In what proved a sadly fruitless attempt to boost the sales of this excellent science fiction adventure series, NBM combined translations of two French volumes in the single publication for the English market. It’s a superb value package featuring two very different stories with Navee the only real connecting point. She’s the sole human present among the thousands of races found on the travelling convoy of Wake. In return for her spacious living environment and stipend she carries out missions for the convoy’s ruling elite. As well as being a very resourceful young woman, she’s valuable as representing one of the few races able to resist telepathic probing.

Over the previous books Jean David Morvan and Philippe Buchet have provided Navee with individual allies for specific missions, but as the cover displays, they’ve all been sent to a world where revolution is in the air. Hurumaru is being observed as a possible candidate for colonisation. Strict procedures govern this process, and the opening tale considers what happens when an observer goes native. It’s a twisting morality play with lasting consequences for Wake, both colony and series. Although most of the main cast are now familiar, there’s plenty of opportunity for Buchet to indulge his extraordinary talent for designing imaginative aliens and detailed locales.
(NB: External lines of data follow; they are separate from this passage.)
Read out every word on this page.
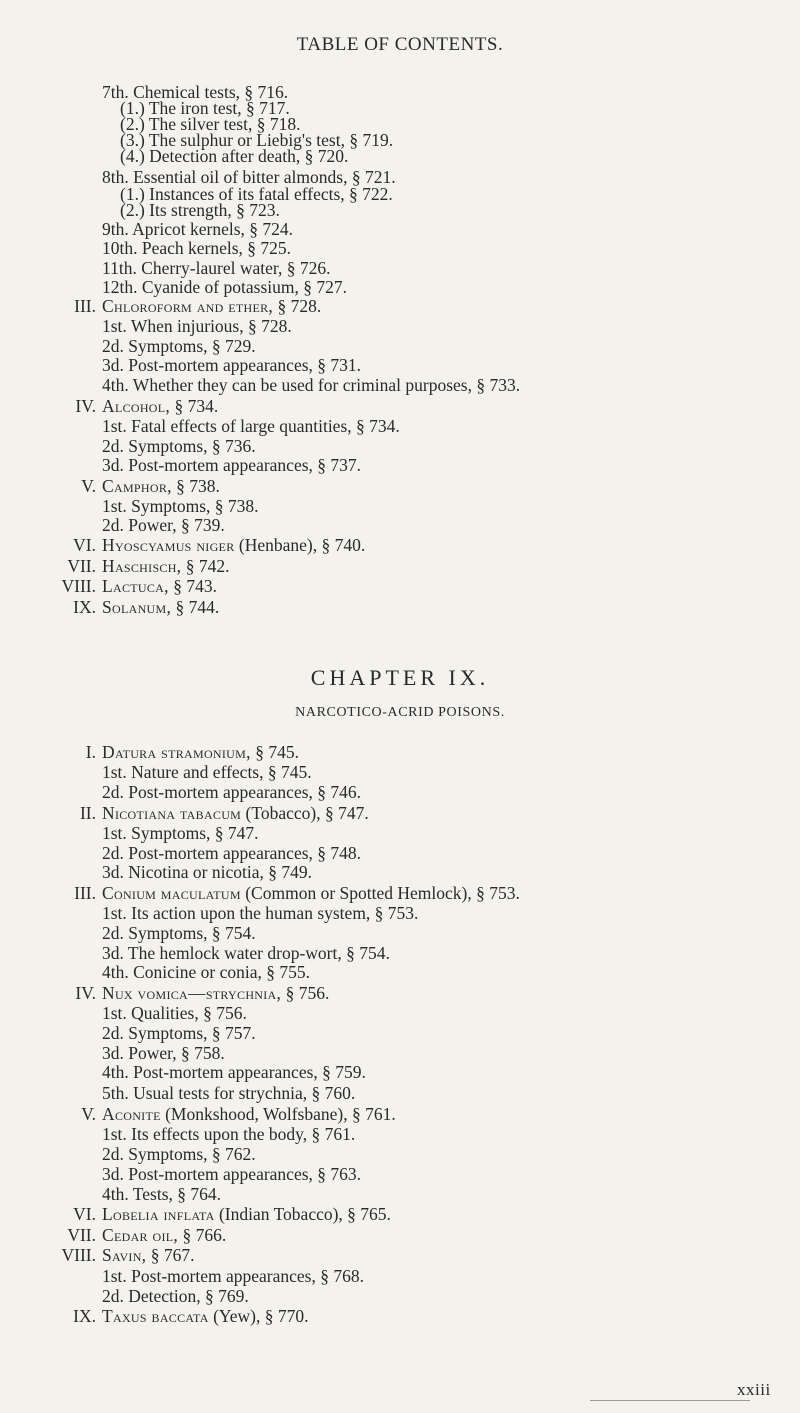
TABLE OF CONTENTS.
7th. Chemical tests, § 716.
(1.) The iron test, § 717.
(2.) The silver test, § 718.
(3.) The sulphur or Liebig's test, § 719.
(4.) Detection after death, § 720.
8th. Essential oil of bitter almonds, § 721.
(1.) Instances of its fatal effects, § 722.
(2.) Its strength, § 723.
9th. Apricot kernels, § 724.
10th. Peach kernels, § 725.
11th. Cherry-laurel water, § 726.
12th. Cyanide of potassium, § 727.
III. Chloroform and ether, § 728.
1st. When injurious, § 728.
2d. Symptoms, § 729.
3d. Post-mortem appearances, § 731.
4th. Whether they can be used for criminal purposes, § 733.
IV. Alcohol, § 734.
1st. Fatal effects of large quantities, § 734.
2d. Symptoms, § 736.
3d. Post-mortem appearances, § 737.
V. Camphor, § 738.
1st. Symptoms, § 738.
2d. Power, § 739.
VI. Hyoscyamus niger (Henbane), § 740.
VII. Haschisch, § 742.
VIII. Lactuca, § 743.
IX. Solanum, § 744.
CHAPTER IX.
NARCOTICO-ACRID POISONS.
I. Datura stramonium, § 745.
1st. Nature and effects, § 745.
2d. Post-mortem appearances, § 746.
II. Nicotiana tabacum (Tobacco), § 747.
1st. Symptoms, § 747.
2d. Post-mortem appearances, § 748.
3d. Nicotina or nicotia, § 749.
III. Conium maculatum (Common or Spotted Hemlock), § 753.
1st. Its action upon the human system, § 753.
2d. Symptoms, § 754.
3d. The hemlock water drop-wort, § 754.
4th. Conicine or conia, § 755.
IV. Nux vomica—strychnia, § 756.
1st. Qualities, § 756.
2d. Symptoms, § 757.
3d. Power, § 758.
4th. Post-mortem appearances, § 759.
5th. Usual tests for strychnia, § 760.
V. Aconite (Monkshood, Wolfsbane), § 761.
1st. Its effects upon the body, § 761.
2d. Symptoms, § 762.
3d. Post-mortem appearances, § 763.
4th. Tests, § 764.
VI. Lobelia inflata (Indian Tobacco), § 765.
VII. Cedar oil, § 766.
VIII. Savin, § 767.
1st. Post-mortem appearances, § 768.
2d. Detection, § 769.
IX. Taxus baccata (Yew), § 770.
xxiii
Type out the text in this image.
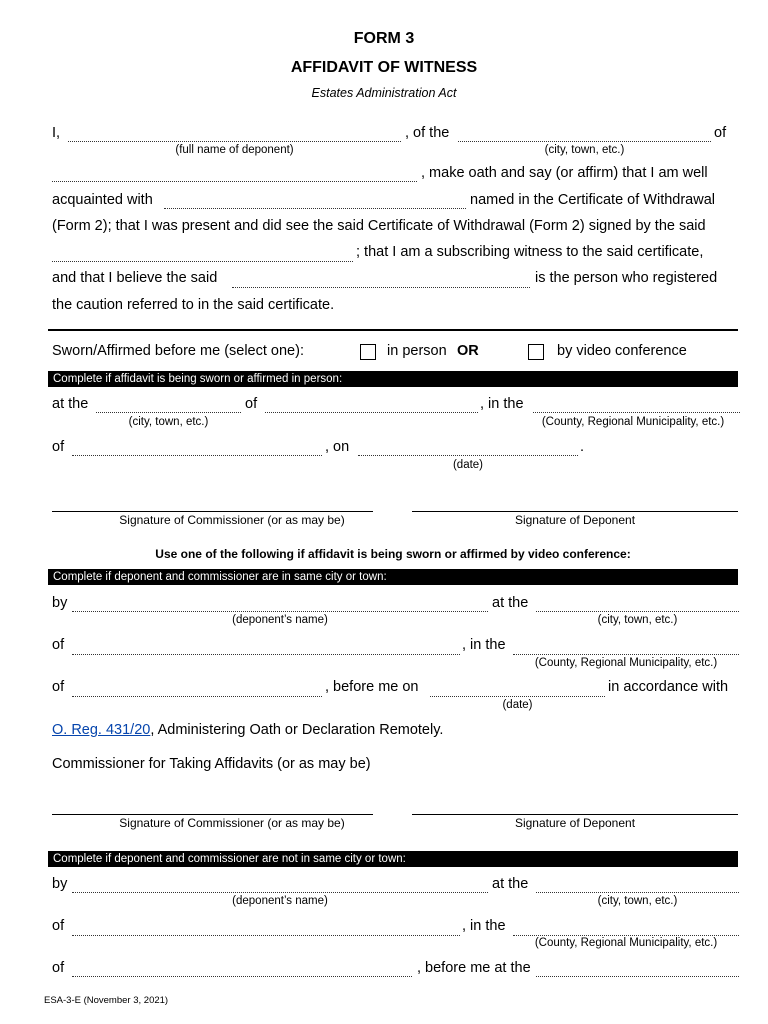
FORM 3
AFFIDAVIT OF WITNESS
Estates Administration Act
I,	, of the	of
(full name of deponent)	(city, town, etc.)
, make oath and say (or affirm) that I am well
acquainted with	named in the Certificate of Withdrawal
(Form 2); that I was present and did see the said Certificate of Withdrawal (Form 2) signed by the said
; that I am a subscribing witness to the said certificate,
and that I believe the said	is the person who registered
the caution referred to in the said certificate.
Sworn/Affirmed before me (select one):	in person OR	by video conference
Complete if affidavit is being sworn or affirmed in person:
at the	of	, in the
(city, town, etc.)	(County, Regional Municipality, etc.)
of	, on	.
(date)
Signature of Commissioner (or as may be)	Signature of Deponent
Use one of the following if affidavit is being sworn or affirmed by video conference:
Complete if deponent and commissioner are in same city or town:
by	at the
(deponent’s name)	(city, town, etc.)
of	, in the
(County, Regional Municipality, etc.)
of	, before me on	in accordance with
(date)
O. Reg. 431/20, Administering Oath or Declaration Remotely.
Commissioner for Taking Affidavits (or as may be)
Signature of Commissioner (or as may be)	Signature of Deponent
Complete if deponent and commissioner are not in same city or town:
by	at the
(deponent’s name)	(city, town, etc.)
of	, in the
(County, Regional Municipality, etc.)
of	, before me at the
ESA-3-E (November 3, 2021)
There are pages here that can be studied over and over, each time revealing new intricacies.

The second tale is titled with unintelligible alien writing, that spouted by the guy with suicide vest on the featured illustration. Buchet impresses even more than previously with the sheer amount of work, and it sometimes seems as if he’s drawing pages of Where’s Wally/Waldo such is the incredible detail included. One example is an early spread of Navee taken to an exhibition reconstructing humanity based on the items retrieved from the spaceship near to where she was found. Buchet playfully recontextualises the mundane and drops in a fabulous panel of reconstructed robots from movies.

Morvan’s plots always have a broad social conscience, and in this second story it’s easy to see the real world parallels of a society so repressed they see suicide bombings as the only way to draw wider attention to a plight known to many, and ignored by most. In number terms the Ftoross are the largest race to be found on Wake, yet endure the worst conditions, are infected by illness and those that work do so almost as slaves. Using alien concerns, Morvan dissects the real world excuses, economic and political that maintain suppression, but does so within the context of a fast moving and unpredictable plot. It’s as compelling as its predecessor.

Sadly only one further volume of Wake has been translated into English to date, also combining two French books and available as Artifice/Maximum Security.